Another issue is whether to publish extensive forecasts of variables other than inflation. Practice varies, with the RBA not usually making forecasts for, say, GDP growth or unemployment, whereas the Reserve Bank of New Zealand regularly releases model-based forecasts for most variables, including interest rates and exchange rates. Opinions differ here, and the outcome may need to be tailored to individual countries’ circumstances. The objective should be to do what maximizes the effectiveness and credibility of the policy process, rather than to pursue an extreme form of transparency for its own sake.

Conclusions

Inflation targeting does place some information demands on the central bank. A CPI of reasonable quality is essential, as is some capacity to do analysis aimed at separating temporary price shocks from persistent ones. Ideally, the central bank has access to an economy-wide dataset of reasonable quality, so that it can form a judgment about the course of aggregate demand and supply, and hence price pressures. A capacity to form a forecast is also important.

But the information requirements should not be overemphasized. Alternative policy regimes, especially of a discretionary nature, will in most cases have similar requirements. So upgrading the quality of information is a worthwhile goal, irrespective of the framework in use. Many of the concerns over potential information or analytical shortfalls could have been voiced at one stage in the countries that have now been successfully practicing inflation targeting for about a decade. The design of the target can also, to some extent, take account of the information set that is available. If information is less detailed, it may make sense not to promise close control over inflation trends over short periods. In fact, this approach may make sense anyway, regardless of the quality of information.

See Macfarlane (1999) and Stevens (1999).

Even the CPI is not regarded as entirely credible by some sectors of the population. It is not uncommon to hear members of the public say that the prices they themselves face have risen by much more than the quoted CPI rise.

The term “underlying inflation,” incidentally, is probably not a helpful one, as it can leave the impression that the inflation rate the authorities are targeting always “lies under” what is really happening. This was not true in Australia—the underlying CPI had a long-run average rate of increase about the same as the CPI, which helped to deflect this criticism—but on reflection, “core inflation” or “ongoing inflation” are probably superior labels.

For countries with very high inflation, or hyperinflation, the dynamics are of course different: inflation can rise (or fall) much more quickly, and is much more volatile. But inflation targeting is probably not well suited to these cases.

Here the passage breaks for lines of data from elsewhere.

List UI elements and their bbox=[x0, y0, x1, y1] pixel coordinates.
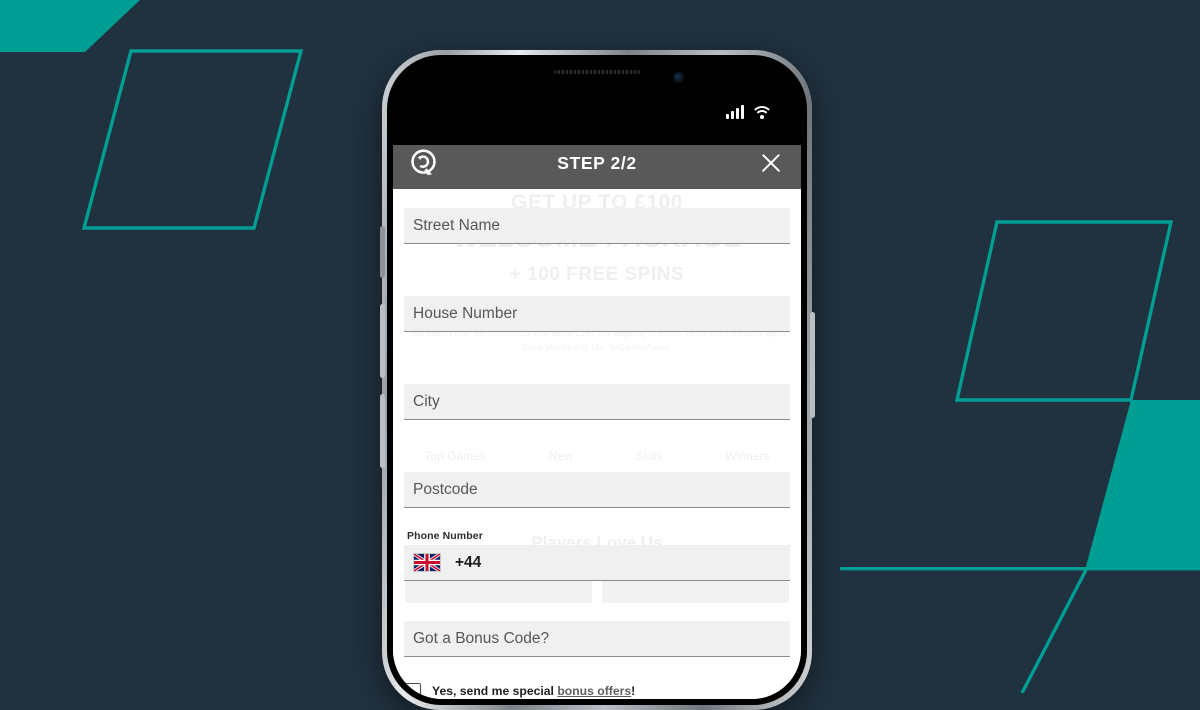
postcode-field[interactable]: Postcode bbox=[404, 472, 790, 508]
marketing-consent-pre: Yes, send me special bbox=[432, 684, 558, 699]
decor-rule-right bbox=[840, 567, 1200, 571]
dial-code: +44 bbox=[455, 553, 482, 571]
front-camera-icon bbox=[674, 73, 683, 82]
city-field[interactable]: City bbox=[404, 384, 790, 420]
page-title: STEP 2/2 bbox=[557, 152, 637, 173]
phone-number-label: Phone Number bbox=[407, 530, 483, 542]
volume-down-button[interactable] bbox=[380, 394, 385, 468]
marketing-consent-row[interactable]: Yes, send me special bonus offers! bbox=[404, 683, 790, 699]
app-viewport: Lucky Casino Login Join GET UP TO £100 W… bbox=[393, 137, 801, 699]
marketing-consent-post: ! bbox=[631, 684, 636, 699]
street-name-field[interactable]: Street Name bbox=[404, 208, 790, 244]
house-number-placeholder: House Number bbox=[413, 304, 518, 322]
power-button[interactable] bbox=[810, 312, 815, 418]
marketing-consent-checkbox[interactable] bbox=[404, 683, 421, 699]
postcode-placeholder: Postcode bbox=[413, 480, 478, 498]
volume-up-button[interactable] bbox=[380, 304, 385, 378]
phone-mockup: Lucky Casino Login Join GET UP TO £100 W… bbox=[380, 50, 815, 710]
silent-switch[interactable] bbox=[380, 226, 385, 278]
phone-number-field[interactable]: +44 bbox=[404, 545, 790, 581]
phone-bezel: Lucky Casino Login Join GET UP TO £100 W… bbox=[387, 55, 807, 705]
speaker-grille-icon bbox=[554, 70, 640, 74]
street-name-placeholder: Street Name bbox=[413, 216, 501, 234]
city-placeholder: City bbox=[413, 392, 440, 410]
bonus-code-placeholder: Got a Bonus Code? bbox=[413, 629, 550, 647]
close-icon[interactable] bbox=[755, 147, 787, 179]
house-number-field[interactable]: House Number bbox=[404, 296, 790, 332]
consent-group: Yes, send me special bonus offers! I acc… bbox=[404, 683, 790, 699]
signal-bars-icon bbox=[726, 105, 744, 119]
phone-screen: Lucky Casino Login Join GET UP TO £100 W… bbox=[393, 61, 801, 699]
uk-flag-icon[interactable] bbox=[413, 553, 441, 572]
wifi-icon bbox=[751, 105, 773, 119]
bonus-code-field[interactable]: Got a Bonus Code? bbox=[404, 621, 790, 657]
bonus-offers-link[interactable]: bonus offers bbox=[557, 684, 631, 698]
marketing-consent-label: Yes, send me special bonus offers! bbox=[432, 684, 635, 699]
registration-form: Street Name House Number City Postcode P bbox=[393, 189, 801, 699]
status-bar-icons bbox=[726, 103, 773, 119]
brand-logo-icon bbox=[411, 149, 436, 176]
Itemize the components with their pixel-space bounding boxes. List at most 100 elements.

As Alan Greenspan said: “The center of the forecast distribution, of necessity, is still important to our deliberations but, more than many people realize, policymaking is to a substantial extent focused on the potential deviations from the central forecast and the costs should those outcomes prevail. In short, our policy behavior is the result of examining the implications of the interaction of probability distributions and loss functions. We do not engage in the formal mathematics of such a model, of course, but we do follow its underlying philosophy” (Greenspan, 2001).